Designing Documentation as Product Infrastructure
EPIC.Compliance Design System & Knowledge Architecture
Overview
As the Compliance & Enforcement platform grew in scope and complexity, it became clear that shipping features was only part of the problem. The product depended on complex business rules, multiple legacy systems, and evolving policy requirements — making clear documentation and shared patterns essential for long-term sustainability.
I led the creation of a design system and documentation framework to ensure the product could be maintained, extended, and safely evolved by future teams.
Video walkthrough: Documentation & Design System
Video of a short walkthrough of how documentation, design system, and Storybook were structured to support long-term maintainability.
Problem
Business rules lived in conversations or tickets
UI patterns were scattered across multiple libraries and implementations
New contributors required significant ramp-up time to understand system logic
Design decisions risked being reinterpreted or duplicated incorrectly
Constraints & Context
The product combined patterns from multiple sources (MUI, BC Government Design System, custom components)
Business logic was complex and policy-driven, requiring precision
Developers needed a single, reliable reference for component behavior
Documentation had to support both design and implementation, not just visuals
What I Built
Pattern Inventory & Consolidation
I created an inventory of all existing UI patterns, documenting:
Component purpose and usage
Variations and states
Source (library, custom, or legacy)
Alignment with design and code
This inventory became the foundation for consolidating patterns into a coherent system rather than redesigning everything from scratch.
Design System & Developer Alignment
Working closely with the front-end developer, we:
Defined a shared set of components and behaviors
Aligned Figma components with implementation
Ensured design intent translated directly into code
The developer created a Storybook as the single source of truth for implemented components, while Figma served as the design reference.
Documented, configurable UI components aligned with production code via Storybook.
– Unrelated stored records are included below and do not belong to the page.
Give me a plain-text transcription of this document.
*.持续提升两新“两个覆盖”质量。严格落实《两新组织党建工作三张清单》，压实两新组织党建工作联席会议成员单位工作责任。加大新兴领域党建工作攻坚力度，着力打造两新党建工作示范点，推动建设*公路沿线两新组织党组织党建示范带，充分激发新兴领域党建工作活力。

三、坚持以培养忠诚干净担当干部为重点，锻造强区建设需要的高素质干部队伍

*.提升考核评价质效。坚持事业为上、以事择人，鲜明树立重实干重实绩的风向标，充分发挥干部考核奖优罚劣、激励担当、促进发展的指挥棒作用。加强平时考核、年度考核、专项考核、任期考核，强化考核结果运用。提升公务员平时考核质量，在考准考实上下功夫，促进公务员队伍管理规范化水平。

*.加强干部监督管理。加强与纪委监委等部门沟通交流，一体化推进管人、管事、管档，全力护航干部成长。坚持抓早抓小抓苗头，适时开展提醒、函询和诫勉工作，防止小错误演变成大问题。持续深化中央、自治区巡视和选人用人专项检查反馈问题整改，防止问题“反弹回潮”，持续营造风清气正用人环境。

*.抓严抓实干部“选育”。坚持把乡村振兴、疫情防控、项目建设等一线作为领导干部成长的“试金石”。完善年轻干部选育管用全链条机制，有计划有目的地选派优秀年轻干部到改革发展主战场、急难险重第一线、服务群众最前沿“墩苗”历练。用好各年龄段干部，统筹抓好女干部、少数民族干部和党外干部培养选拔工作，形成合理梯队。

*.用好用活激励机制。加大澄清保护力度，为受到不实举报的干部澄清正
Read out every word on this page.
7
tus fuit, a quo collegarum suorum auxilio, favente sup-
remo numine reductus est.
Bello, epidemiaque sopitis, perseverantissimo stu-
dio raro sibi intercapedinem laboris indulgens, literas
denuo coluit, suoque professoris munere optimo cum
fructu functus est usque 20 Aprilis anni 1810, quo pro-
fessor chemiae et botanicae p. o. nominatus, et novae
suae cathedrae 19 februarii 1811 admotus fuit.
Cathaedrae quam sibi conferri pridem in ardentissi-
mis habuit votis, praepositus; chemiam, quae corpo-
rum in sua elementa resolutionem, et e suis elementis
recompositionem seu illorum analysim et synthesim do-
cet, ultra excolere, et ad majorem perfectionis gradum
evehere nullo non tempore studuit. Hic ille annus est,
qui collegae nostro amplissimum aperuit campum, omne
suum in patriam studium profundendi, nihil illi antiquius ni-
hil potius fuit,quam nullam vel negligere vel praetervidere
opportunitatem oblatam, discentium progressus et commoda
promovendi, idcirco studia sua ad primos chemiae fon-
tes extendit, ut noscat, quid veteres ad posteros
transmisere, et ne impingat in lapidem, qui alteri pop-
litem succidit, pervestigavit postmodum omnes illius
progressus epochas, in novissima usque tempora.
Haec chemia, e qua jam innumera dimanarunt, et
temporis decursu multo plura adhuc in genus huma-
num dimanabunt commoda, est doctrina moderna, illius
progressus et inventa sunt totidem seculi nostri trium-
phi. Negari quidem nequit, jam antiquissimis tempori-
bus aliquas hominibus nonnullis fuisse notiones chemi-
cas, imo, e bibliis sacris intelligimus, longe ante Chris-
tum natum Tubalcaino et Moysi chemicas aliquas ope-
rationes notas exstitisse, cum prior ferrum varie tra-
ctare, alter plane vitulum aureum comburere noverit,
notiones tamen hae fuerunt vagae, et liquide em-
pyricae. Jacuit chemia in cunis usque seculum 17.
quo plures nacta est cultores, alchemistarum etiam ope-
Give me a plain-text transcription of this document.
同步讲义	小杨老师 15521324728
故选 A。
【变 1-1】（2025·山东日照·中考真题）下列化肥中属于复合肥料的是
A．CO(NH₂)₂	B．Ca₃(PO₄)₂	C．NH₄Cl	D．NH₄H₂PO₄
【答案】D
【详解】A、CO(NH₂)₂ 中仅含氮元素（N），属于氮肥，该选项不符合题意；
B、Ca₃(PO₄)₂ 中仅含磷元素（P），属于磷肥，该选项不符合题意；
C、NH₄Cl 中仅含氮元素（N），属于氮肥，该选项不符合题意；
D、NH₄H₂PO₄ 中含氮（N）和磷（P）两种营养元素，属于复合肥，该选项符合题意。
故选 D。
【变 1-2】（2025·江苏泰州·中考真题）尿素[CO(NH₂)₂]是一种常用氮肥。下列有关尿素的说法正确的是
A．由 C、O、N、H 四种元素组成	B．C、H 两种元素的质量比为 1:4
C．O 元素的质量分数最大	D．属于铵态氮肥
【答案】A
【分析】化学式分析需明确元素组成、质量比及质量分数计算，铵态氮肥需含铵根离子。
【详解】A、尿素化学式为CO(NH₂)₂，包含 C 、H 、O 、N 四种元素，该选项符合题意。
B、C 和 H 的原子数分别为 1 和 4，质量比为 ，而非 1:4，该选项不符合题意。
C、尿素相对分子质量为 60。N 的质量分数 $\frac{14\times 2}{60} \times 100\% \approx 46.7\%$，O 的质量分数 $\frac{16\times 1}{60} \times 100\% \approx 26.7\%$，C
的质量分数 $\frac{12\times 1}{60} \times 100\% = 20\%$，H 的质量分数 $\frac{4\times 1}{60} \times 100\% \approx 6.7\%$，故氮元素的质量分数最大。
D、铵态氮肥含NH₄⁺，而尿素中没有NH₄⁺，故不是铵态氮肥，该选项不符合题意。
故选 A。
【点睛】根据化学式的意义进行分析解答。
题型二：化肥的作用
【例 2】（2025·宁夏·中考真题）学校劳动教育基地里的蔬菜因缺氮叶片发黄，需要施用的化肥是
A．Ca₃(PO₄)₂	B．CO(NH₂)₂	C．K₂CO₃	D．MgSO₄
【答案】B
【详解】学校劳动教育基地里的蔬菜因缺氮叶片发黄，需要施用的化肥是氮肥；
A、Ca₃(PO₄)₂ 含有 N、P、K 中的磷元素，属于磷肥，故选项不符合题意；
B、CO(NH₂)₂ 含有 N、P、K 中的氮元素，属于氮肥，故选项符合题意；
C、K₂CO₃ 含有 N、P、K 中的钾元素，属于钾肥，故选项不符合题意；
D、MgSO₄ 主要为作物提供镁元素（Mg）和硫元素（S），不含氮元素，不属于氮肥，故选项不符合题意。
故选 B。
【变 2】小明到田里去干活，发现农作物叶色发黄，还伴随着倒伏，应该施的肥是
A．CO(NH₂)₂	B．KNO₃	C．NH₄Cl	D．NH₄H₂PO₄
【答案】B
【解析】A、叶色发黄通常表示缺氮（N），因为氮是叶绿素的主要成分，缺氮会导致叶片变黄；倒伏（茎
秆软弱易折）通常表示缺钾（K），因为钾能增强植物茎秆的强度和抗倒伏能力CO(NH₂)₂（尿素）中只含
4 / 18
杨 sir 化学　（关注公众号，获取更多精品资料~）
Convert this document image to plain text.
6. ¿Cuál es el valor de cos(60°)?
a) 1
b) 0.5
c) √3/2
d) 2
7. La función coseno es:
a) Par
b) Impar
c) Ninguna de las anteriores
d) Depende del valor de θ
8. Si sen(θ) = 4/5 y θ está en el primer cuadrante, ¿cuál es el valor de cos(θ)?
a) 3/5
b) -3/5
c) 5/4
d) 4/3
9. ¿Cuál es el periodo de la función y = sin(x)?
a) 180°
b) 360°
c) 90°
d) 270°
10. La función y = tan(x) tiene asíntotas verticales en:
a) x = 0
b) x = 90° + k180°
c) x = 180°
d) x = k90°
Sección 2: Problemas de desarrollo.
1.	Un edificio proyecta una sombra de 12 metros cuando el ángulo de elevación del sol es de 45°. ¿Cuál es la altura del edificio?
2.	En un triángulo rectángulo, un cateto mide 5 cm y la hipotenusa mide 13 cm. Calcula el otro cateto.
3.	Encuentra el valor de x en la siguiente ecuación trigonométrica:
Business & design documentation structured in Confluence
Business & Design Documentation in Confluence
I organized end-to-end documentation in Confluence, covering:
System concepts (case files, inspections, complaints, review board)
Business rules and decision logic
Role-based behavior and permissions
Links to Figma designs, research artifacts, and Jira tickets
This ensured that anyone joining the project could understand why the system works the way it does — not just how.
Responsive & Layout Guidance
To support different devices and contexts, I documented:
Responsive behavior and breakpoints
Grid systems and layout rules
How components adapt across screen sizes
This reduced ambiguity and prevented ad-hoc responsive decisions.
Two-column layout behavior documented across breakpoints (768px → 1200px+), showing how panels expand, collapse, and reflow for Requirements and Enforcement views.
Outcome & Impact
Reduced onboarding time for new developers and designers
Improved consistency across the product
Lower risk of misinterpreting business rules or UI behavior
Created a foundation for scaling the system beyond the initial release
Result: Documentation shifted from an afterthought to part of the product’s core infrastructure.
What This Shows About Me
I design for longevity, not just delivery.
I focus on decisions that reduce future ambiguity, not just shipping features.
I treat UX as shared infrastructure.
Design systems, documentation, and patterns are tools teams rely on long after initial delivery.
I’m comfortable operating at the intersection of design, engineering, and policy.
Especially in regulated environments where clarity, precision, and trust matter more than novelty.
I build systems organizations can confidently evolve over time.